How Do You Manage... Teaching A Multi-Age Group?

Ever feel like your life is a three ring circus? Me too. This is the time of year to change all of that for next time around. September will be here before you know it. Don't delay. Don't put it off any longer. Get organized.

When I started homeschooling I had three children. A fourth grader, a first grader and a toddler. The next year I was shocked (literally deer-in-the-headlights) to find myself with five children. My step-daughter had moved in and I had a new baby. This added a high schooler (how did I do that!?) and an infant to the mix.

What saved me is the Managers of Their Homes book by Steve and Terri Maxwell. They taught me how to schedule with a large family.

Today I have six here with me, one in 10th grade, one in 6th, a first grader, two preschoolers and a toddler.
Here is how I manage it:

1. Before spending time planning for the year, have your children each write down what they want to learn. Having a big family doesn't mean that individuality goes by the wayside. Last year my eldest daughter wanted to learn to sew, quilt and make a menu for meals. My eldest son wanted to learn about electrical wiring and how to ride a horse. I fit all of these in at some time during the year.

2. Spend time planning. This is the KEY! Go to your local curriculum fair. Take a weekend by yourself or with your husband to decide what each child needs. Consider standardized test scores (if you have them) and their strengths and weaknesses. Consider each learning style.

3. Schedule. Read the book, Managers of Their Homes by the Maxwells. I know scheduling seems like a big job, but it pays for it's self over and over. Decide who should be doing what at every half hour of your homeschool time. Make sure there is time for everything. Consult your older children and your husband, make sure it works.

Some tricks that I've learned:

A. You don't have to be with every child all of the time. Put yourself where you are most needed, like with the child who is learning to read instead of the fifth grader who only needs minimal math help. Be sure to be with each child during their toughest subject. And, although your older ones may be independent, be sure to have a check in time with them every day to see how they are doing and if they need help.

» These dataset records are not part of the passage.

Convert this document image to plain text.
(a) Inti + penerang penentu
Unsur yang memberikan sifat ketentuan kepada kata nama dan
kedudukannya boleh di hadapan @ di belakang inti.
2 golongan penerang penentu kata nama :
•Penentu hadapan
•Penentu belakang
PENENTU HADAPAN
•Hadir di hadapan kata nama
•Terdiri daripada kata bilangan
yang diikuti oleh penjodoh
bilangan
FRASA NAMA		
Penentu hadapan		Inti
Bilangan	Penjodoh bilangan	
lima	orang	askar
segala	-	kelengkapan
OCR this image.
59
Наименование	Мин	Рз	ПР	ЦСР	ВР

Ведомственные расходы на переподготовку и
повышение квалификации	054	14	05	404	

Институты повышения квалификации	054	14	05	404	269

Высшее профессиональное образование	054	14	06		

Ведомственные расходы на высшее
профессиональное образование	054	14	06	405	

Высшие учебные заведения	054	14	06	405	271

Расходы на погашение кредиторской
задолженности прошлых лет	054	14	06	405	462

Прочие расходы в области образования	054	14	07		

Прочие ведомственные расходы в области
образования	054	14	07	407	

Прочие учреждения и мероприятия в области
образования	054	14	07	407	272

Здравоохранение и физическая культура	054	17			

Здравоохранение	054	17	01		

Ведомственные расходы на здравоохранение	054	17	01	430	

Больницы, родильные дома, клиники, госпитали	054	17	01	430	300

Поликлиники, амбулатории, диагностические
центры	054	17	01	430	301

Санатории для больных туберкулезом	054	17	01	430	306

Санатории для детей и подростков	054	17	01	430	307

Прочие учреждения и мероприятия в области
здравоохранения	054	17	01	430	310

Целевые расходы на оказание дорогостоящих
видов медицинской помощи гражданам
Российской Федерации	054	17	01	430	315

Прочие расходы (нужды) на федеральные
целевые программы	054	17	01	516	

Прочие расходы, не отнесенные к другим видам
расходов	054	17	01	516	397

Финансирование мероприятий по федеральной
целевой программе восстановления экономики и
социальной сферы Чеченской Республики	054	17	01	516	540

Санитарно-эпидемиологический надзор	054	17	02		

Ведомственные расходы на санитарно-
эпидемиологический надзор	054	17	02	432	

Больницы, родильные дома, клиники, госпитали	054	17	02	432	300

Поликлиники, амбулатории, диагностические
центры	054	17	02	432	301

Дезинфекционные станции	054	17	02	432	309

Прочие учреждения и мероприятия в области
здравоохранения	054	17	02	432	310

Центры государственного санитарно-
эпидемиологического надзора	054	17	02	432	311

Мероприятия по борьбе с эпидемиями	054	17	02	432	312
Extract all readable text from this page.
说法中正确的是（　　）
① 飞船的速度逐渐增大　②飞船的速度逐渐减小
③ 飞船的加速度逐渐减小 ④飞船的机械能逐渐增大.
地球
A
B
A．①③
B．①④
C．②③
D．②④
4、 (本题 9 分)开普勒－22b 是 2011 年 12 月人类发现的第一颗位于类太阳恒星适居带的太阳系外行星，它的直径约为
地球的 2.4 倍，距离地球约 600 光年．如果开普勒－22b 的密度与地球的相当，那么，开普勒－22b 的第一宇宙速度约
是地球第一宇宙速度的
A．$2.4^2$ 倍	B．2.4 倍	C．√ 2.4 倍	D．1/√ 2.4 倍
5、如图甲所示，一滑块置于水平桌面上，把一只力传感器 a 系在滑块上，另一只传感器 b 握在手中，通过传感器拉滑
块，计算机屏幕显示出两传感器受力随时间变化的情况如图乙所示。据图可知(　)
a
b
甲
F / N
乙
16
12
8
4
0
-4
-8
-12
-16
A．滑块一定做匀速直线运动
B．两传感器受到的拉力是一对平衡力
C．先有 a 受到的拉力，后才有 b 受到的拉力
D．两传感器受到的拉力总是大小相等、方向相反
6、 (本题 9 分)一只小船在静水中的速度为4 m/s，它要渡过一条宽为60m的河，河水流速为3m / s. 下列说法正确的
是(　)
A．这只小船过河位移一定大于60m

B. Older children can have time with younger ones. This understanding was nothing short of a miracle for me! Your five-year-old can have a half hour play time with your two-year-old every day and your fifth grader can teach your two-year-old her colors during a "preschool" time. That is one solid hour that your toddler is busy! One solid hour that you can teach Algebra or reading or do the laundry!

4. Implement. It won't work if you don't use it. It is hard at first. The schedule seems chaotic. In reality it will save you hours and hours stress.